C) Yerel Mahkeme Kararının Özeti:
Mahkemece, toplanan kanıtlar ve bilirkişi raporuna dayanılarak, işverenin devamsızlık gerekçesi ile yaptığı feshin haklı olduğu sonucuna varılıp, fazla çalışma ücreti isteğinin kabulüne, diğer taleplerin reddine karar verilmiştir.

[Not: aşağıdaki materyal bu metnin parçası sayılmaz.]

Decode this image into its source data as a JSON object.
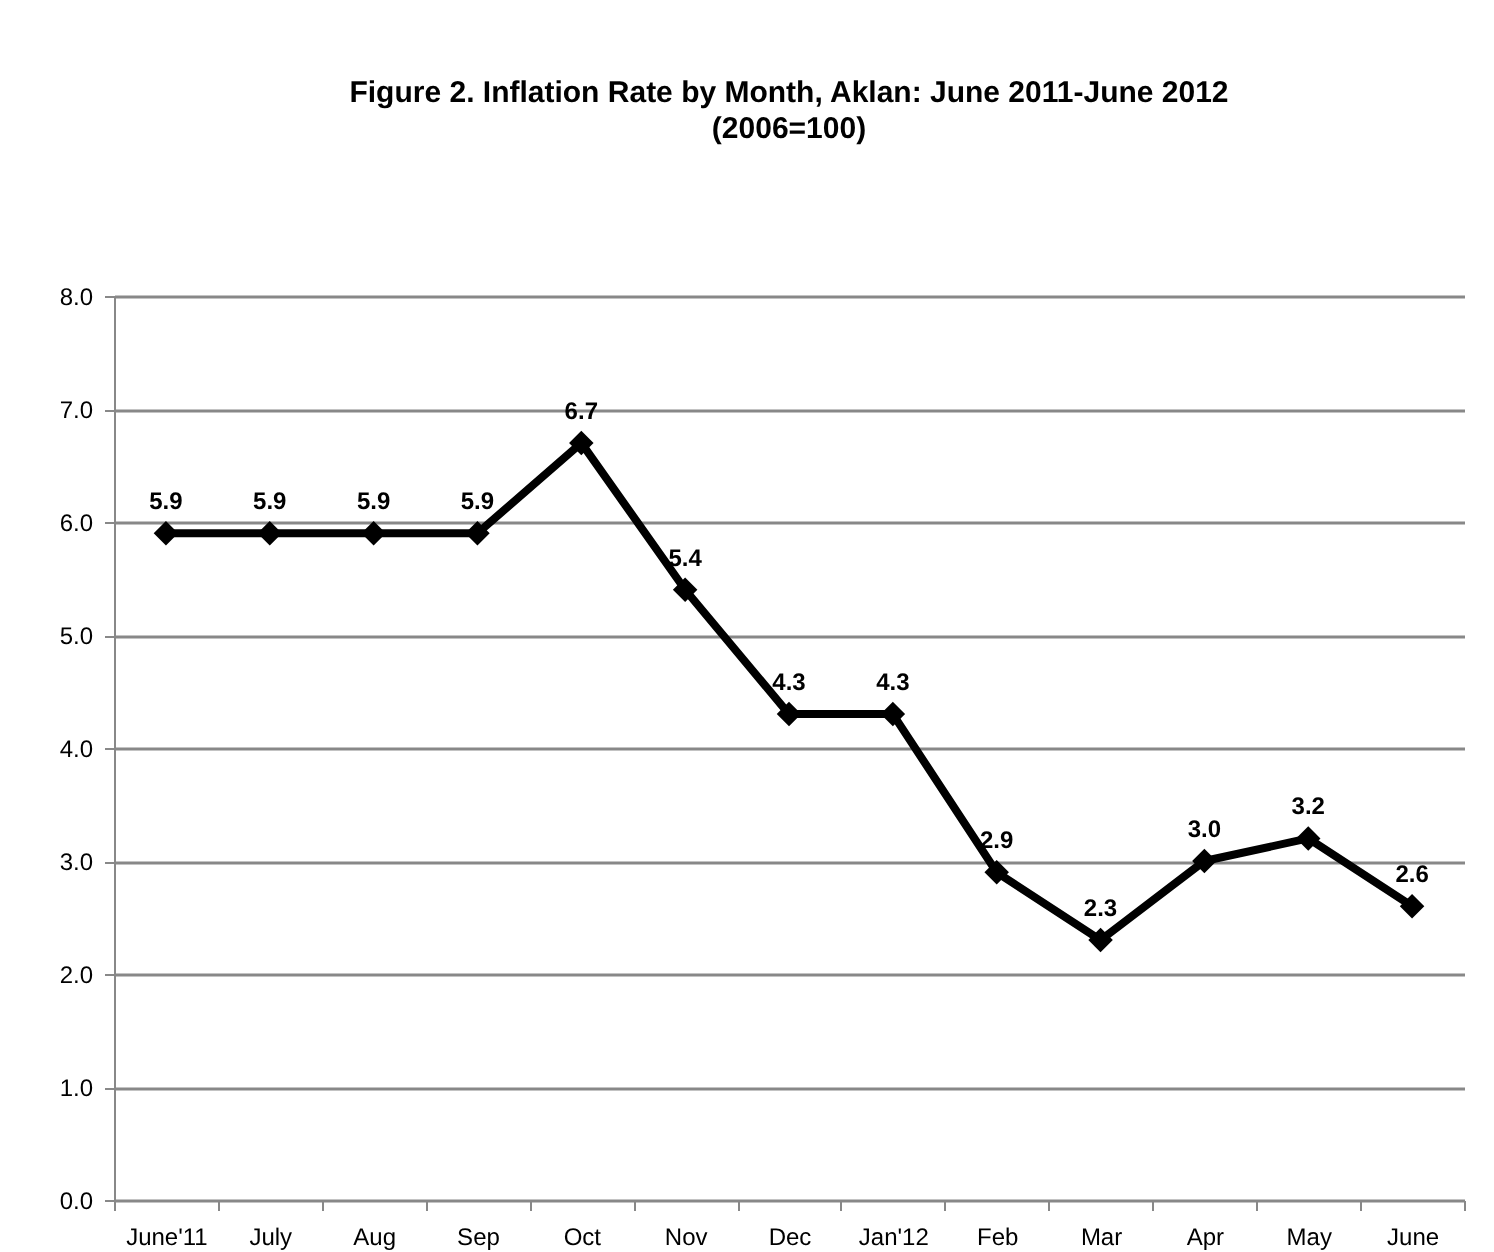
{
  "chart_data": {
    "type": "line",
    "title": "Figure 2. Inflation Rate by Month, Aklan: June 2011-June 2012",
    "subtitle": "(2006=100)",
    "categories": [
      "June'11",
      "July",
      "Aug",
      "Sep",
      "Oct",
      "Nov",
      "Dec",
      "Jan'12",
      "Feb",
      "Mar",
      "Apr",
      "May",
      "June"
    ],
    "series": [
      {
        "color": "#000000",
        "values": [
          5.9,
          5.9,
          5.9,
          5.9,
          6.7,
          5.4,
          4.3,
          4.3,
          2.9,
          2.3,
          3.0,
          3.2,
          2.6
        ],
        "value_labels": [
          "5.9",
          "5.9",
          "5.9",
          "5.9",
          "6.7",
          "5.4",
          "4.3",
          "4.3",
          "2.9",
          "2.3",
          "3.0",
          "3.2",
          "2.6"
        ]
      }
    ],
    "ylim": [
      0,
      8
    ],
    "yticks": [
      {
        "value": 0,
        "label": "0.0"
      },
      {
        "value": 1,
        "label": "1.0"
      },
      {
        "value": 2,
        "label": "2.0"
      },
      {
        "value": 3,
        "label": "3.0"
      },
      {
        "value": 4,
        "label": "4.0"
      },
      {
        "value": 5,
        "label": "5.0"
      },
      {
        "value": 6,
        "label": "6.0"
      },
      {
        "value": 7,
        "label": "7.0"
      },
      {
        "value": 8,
        "label": "8.0"
      }
    ],
    "grid": "y",
    "marker": "diamond",
    "line_style": "solid"
  }
}
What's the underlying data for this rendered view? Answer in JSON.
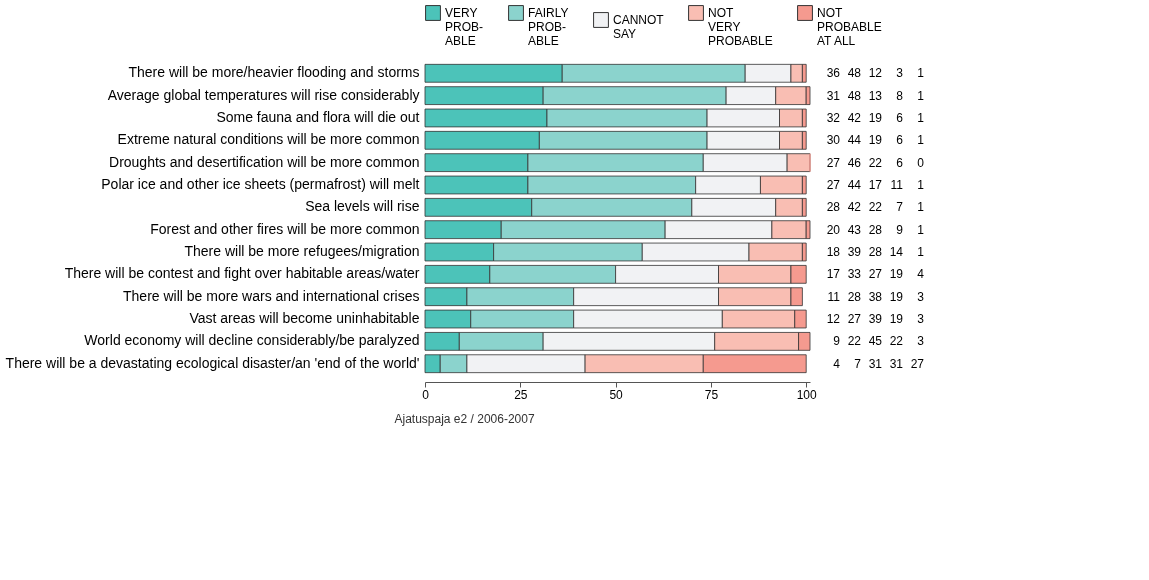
{
  "chart_data": {
    "type": "bar",
    "orientation": "horizontal",
    "stacked": true,
    "data_labels": true,
    "grid": false,
    "legend": "top",
    "categories": [
      "There will be more/heavier flooding and storms",
      "Average global temperatures will rise considerably",
      "Some fauna and flora will die out",
      "Extreme natural conditions will be more common",
      "Droughts and desertification will be more common",
      "Polar ice and other ice sheets (permafrost) will melt",
      "Sea levels will rise",
      "Forest and other fires will be more common",
      "There will be more refugees/migration",
      "There will be contest and fight over habitable areas/water",
      "There will be more wars and international crises",
      "Vast areas will become uninhabitable",
      "World economy will decline considerably/be paralyzed",
      "There will be a devastating ecological disaster/an 'end of the world'"
    ],
    "series": [
      {
        "name": "VERY\nPROB-\nABLE",
        "color": "#4cc3b9",
        "values": [
          36,
          31,
          32,
          30,
          27,
          27,
          28,
          20,
          18,
          17,
          11,
          12,
          9,
          4
        ]
      },
      {
        "name": "FAIRLY\nPROB-\nABLE",
        "color": "#8bd3cd",
        "values": [
          48,
          48,
          42,
          44,
          46,
          44,
          42,
          43,
          39,
          33,
          28,
          27,
          22,
          7
        ]
      },
      {
        "name": "CANNOT\nSAY",
        "color": "#f1f2f4",
        "values": [
          12,
          13,
          19,
          19,
          22,
          17,
          22,
          28,
          28,
          27,
          38,
          39,
          45,
          31
        ]
      },
      {
        "name": "NOT\nVERY\nPROBABLE",
        "color": "#f9beb3",
        "values": [
          3,
          8,
          6,
          6,
          6,
          11,
          7,
          9,
          14,
          19,
          19,
          19,
          22,
          31
        ]
      },
      {
        "name": "NOT\nPROBABLE\nAT ALL",
        "color": "#f59a8f",
        "values": [
          1,
          1,
          1,
          1,
          0,
          1,
          1,
          1,
          1,
          4,
          3,
          3,
          3,
          27
        ]
      }
    ],
    "xlim": [
      0,
      101
    ],
    "xticks": [
      0,
      25,
      50,
      75,
      100
    ],
    "annotations": [
      "Ajatuspaja e2 / 2006-2007"
    ]
  }
}
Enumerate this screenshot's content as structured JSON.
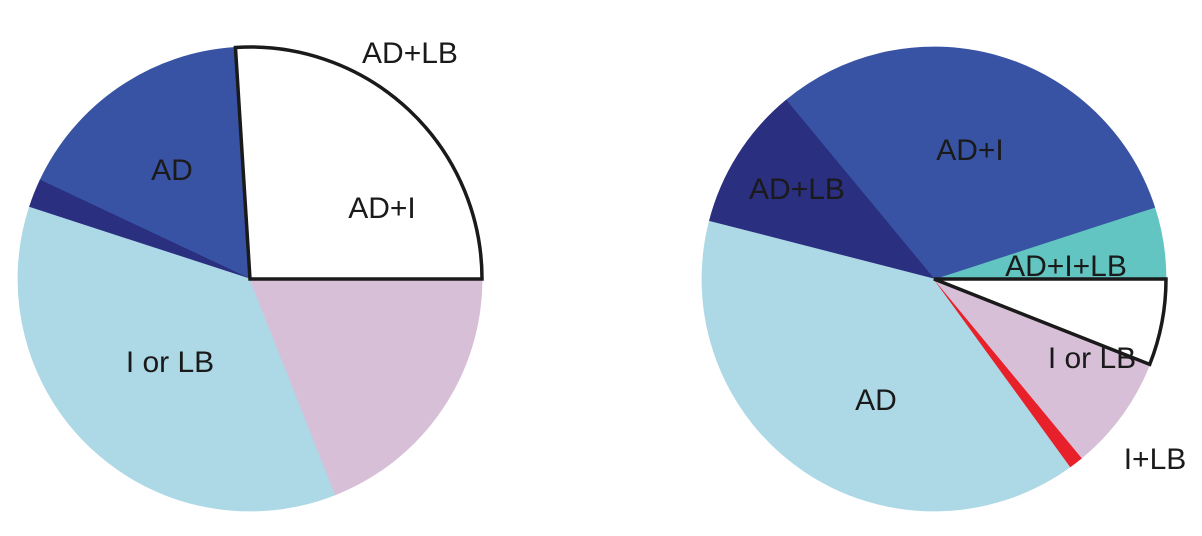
{
  "chart_data": [
    {
      "type": "pie",
      "labels": [
        "",
        "AD+I",
        "AD+LB",
        "AD",
        "I or LB"
      ],
      "values": [
        26,
        17,
        2,
        36,
        19
      ],
      "colors": [
        "#ffffff",
        "#3953a4",
        "#2a2f80",
        "#add8e6",
        "#d8bfd8"
      ],
      "outlined": [
        true,
        false,
        false,
        false,
        false
      ]
    },
    {
      "type": "pie",
      "labels": [
        "AD+I+LB",
        "AD+I",
        "AD+LB",
        "AD",
        "I+LB",
        "I or LB",
        ""
      ],
      "values": [
        5,
        31,
        10,
        39,
        1,
        8,
        6
      ],
      "colors": [
        "#62c5c1",
        "#3953a4",
        "#2a2f80",
        "#add8e6",
        "#e8202a",
        "#d8bfd8",
        "#ffffff"
      ],
      "outlined": [
        false,
        false,
        false,
        false,
        false,
        false,
        true
      ]
    }
  ]
}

Hükmün taraflarca temyizi üzerine Dairemizin 09.07.2009 tarih, 2008/6114 Esas, 2009/20325 Karar sayılı ilamı ile “tanıklar yeniden celp edilerek davacının devamsızlık yaptığı dönemde mazeret izni alıp almadığı araştırılarak feshin haklı nedene dayanıp dayanmadığı belirlenip, kıdem tazminatı ve ihbar tazminatı isteklerinin değerlendirilmesi gerektiği” gerekçesi ile hüküm bozulmuştur.

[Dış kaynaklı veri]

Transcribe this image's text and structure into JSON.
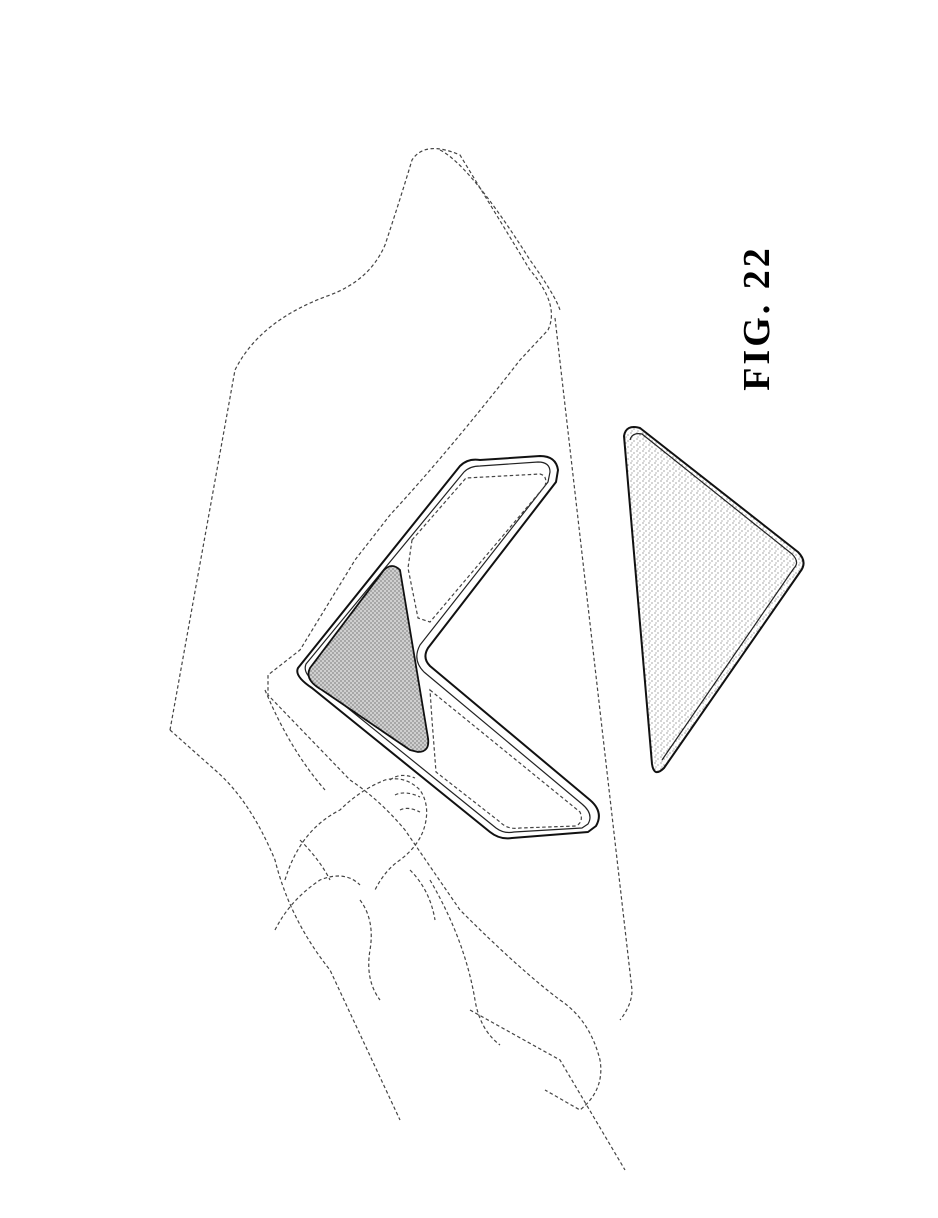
{
  "figure": {
    "label": "FIG. 22"
  }
}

Mahkemece bozmaya uyularak deliller toplanmış ve feshin haksız olduğu sonucuna varılarak, “ kıdem tazminatı ve ihbar tazminatı taleplerinin kabulüne, fazla çalışma ücreti ve yıllık izin ücreti talepleri ile ilgili ilk hüküm kesinleştiğinden yeniden karar verilmesine yer olmadığına” karar verilmiştir.
D) Temyiz:
Kararı davalı temyiz etmiştir.
E) Gerekçe:
Yargıtay Hukuk Genel Kurulu’nun 20.02.2012 tarih, 2012/13-747 Esas, 2012/84 Karar sayılı ve Dairemizin yerleşik kararlarında belirtildiği gibi (9.HD, 12.03.2013 tarih, 3912/8592 E.K), bozulan hüküm tüm sonuçlarıyla birlikte ortadan kalkar ve hukukî geçerliliğini yitirir. Bozulan karar sonraki kararın eki niteliğinde değildir ve bozulan karara atıf yapılarak hüküm oluşturulamaz.

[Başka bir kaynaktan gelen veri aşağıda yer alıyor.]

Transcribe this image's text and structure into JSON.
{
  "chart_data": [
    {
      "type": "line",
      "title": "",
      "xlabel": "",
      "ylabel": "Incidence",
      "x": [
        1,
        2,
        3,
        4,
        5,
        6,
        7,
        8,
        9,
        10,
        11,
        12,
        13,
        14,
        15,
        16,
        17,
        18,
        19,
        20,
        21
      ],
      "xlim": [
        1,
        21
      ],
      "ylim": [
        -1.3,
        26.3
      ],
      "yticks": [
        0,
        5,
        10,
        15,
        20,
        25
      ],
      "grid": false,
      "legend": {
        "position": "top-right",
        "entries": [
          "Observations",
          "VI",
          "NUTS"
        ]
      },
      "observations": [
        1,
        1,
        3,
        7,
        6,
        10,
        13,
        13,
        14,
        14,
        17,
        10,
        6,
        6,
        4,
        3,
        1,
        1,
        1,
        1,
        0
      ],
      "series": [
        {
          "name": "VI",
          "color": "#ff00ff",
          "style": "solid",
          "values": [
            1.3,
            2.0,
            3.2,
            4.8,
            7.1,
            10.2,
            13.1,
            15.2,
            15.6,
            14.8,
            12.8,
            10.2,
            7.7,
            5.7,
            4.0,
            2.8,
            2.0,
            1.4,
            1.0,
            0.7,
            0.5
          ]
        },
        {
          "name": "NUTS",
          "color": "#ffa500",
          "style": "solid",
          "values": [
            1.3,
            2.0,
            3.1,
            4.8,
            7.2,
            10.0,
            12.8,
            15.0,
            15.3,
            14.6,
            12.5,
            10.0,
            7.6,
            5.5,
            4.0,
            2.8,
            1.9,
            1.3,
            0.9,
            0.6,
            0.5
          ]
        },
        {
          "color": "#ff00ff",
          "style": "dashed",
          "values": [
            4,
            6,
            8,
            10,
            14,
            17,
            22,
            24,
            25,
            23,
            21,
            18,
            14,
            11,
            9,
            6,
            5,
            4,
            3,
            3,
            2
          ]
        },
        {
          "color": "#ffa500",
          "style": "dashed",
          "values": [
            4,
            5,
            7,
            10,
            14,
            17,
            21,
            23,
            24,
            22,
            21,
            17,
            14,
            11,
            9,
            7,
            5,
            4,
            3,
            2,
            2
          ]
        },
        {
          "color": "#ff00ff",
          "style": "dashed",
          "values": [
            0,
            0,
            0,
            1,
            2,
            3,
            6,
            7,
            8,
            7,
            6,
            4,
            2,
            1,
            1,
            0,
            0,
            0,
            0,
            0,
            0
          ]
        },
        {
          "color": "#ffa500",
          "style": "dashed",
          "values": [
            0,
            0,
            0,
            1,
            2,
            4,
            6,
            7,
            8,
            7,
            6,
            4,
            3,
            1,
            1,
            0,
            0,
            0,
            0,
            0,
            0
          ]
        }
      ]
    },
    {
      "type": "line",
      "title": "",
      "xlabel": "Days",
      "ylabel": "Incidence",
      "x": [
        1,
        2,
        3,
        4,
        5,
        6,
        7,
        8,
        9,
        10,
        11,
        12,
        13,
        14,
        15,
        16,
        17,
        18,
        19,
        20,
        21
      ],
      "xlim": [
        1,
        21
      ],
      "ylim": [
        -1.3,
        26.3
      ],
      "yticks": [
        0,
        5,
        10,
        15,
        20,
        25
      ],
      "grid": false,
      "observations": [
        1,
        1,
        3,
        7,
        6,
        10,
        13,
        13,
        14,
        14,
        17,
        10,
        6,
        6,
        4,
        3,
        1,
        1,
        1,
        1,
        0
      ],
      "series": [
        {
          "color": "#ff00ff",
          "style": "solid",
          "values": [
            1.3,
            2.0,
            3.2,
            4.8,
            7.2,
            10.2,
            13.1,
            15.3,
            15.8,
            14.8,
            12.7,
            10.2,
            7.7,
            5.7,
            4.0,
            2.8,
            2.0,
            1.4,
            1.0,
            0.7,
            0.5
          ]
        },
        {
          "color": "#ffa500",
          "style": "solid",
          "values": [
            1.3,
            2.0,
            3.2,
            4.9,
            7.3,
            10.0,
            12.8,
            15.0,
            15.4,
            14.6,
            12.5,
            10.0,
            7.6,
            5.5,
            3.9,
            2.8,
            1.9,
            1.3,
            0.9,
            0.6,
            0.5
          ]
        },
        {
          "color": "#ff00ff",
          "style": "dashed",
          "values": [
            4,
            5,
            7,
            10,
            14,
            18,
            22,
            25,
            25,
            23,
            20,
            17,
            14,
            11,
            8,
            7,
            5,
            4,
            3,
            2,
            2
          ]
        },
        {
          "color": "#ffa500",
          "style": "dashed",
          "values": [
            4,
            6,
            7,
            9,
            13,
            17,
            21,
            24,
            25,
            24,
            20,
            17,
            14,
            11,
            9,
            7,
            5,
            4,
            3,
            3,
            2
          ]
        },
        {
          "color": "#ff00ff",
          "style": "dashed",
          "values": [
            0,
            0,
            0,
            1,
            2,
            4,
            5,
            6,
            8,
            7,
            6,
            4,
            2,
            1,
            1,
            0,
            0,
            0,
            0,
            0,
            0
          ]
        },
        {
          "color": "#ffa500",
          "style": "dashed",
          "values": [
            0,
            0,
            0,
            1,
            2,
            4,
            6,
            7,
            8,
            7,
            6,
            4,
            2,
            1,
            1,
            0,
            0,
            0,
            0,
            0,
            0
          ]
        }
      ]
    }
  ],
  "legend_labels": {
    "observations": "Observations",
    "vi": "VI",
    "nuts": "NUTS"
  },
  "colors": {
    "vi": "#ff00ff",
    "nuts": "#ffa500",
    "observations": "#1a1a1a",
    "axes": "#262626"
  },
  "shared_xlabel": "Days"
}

Somut olayda, davacının kıdem tazminatı ve ihbar tazminatı dışındaki istekleri ile ilgili ortada kesinleşmiş bir hüküm bulunmamaktadır. Mahkemece verilen ilk karar bozulmakla tüm sonuçlarıyla ortadan kalktığından davacının tüm talepleri ile ilgili bir karar verilmesi ve yargılama giderlerinin buna göre paylaştırılması gerekirken, yanılgılı değerlendirme ile sonuca gidilmesi hatalı olup, bozmayı gerektirmiştir.
F) Sonuç:
Temyiz olunan kararın, yukarıda yazılı nedenlerden dolayı BOZULMASINA, bozma sebebine göre sair temyiz itirazlarının bu aşamada incelenmesine yer olmadığına, peşin alınan temyiz harcının istek hâlinde ilgiliye iadesine, 29.04.2013 tarihinde oybirliği ile karar verildi.